Attie's drawing series Take Care of Yourself, inspired by the lectures of Michel Foucault at the College de France, are writing-drawing abstractions formed by repetitions of the phrase "Take Care of Yourself", referencing the Socratic notion of care as it was addressed in Foucault's studies.

Attie's recent photographs feature the meadows, parks, and fields of Iceland, New Hampshire, upstate New York, and Central Park. Taken with her father's old 1937 Rolleiflex camera, her photographs explore the idea of nature as visual poetry.

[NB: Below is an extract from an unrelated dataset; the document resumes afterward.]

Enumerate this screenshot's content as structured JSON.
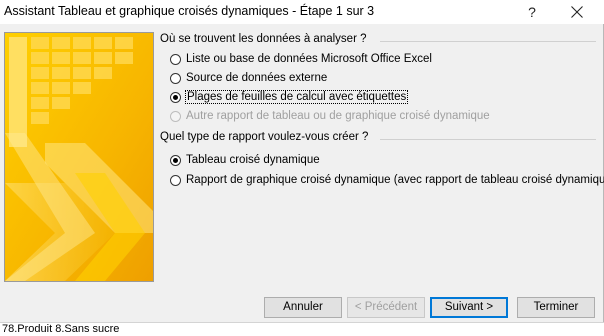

Her photographic work and drawings on paper can be found in collections at The Whitney Museum of American Art, The Museum of Modern Art, The Studio Museum in Harlem, The Jewish Museum, The Getty Museum in Los Angeles and The Museum of Fine Arts in Houston, Texas, among others.

In 2001, Attie published Alice Attie: Harlem on the Verge, (with introduction by historian Robin D. G. Kelley), a photography book of photo portraits and storefronts documenting modern-day Harlem on the verge of gentrification. In 2012, Attie collaborated with photographs in books by Gayatri Chakravorty Spivak: Harlem and An Aesthetic Education in the Age of Globalization. In 2012, Attie collaborated with philosopher Giorgio Agamben contributing photographs to his book, The Church and the Kingdom.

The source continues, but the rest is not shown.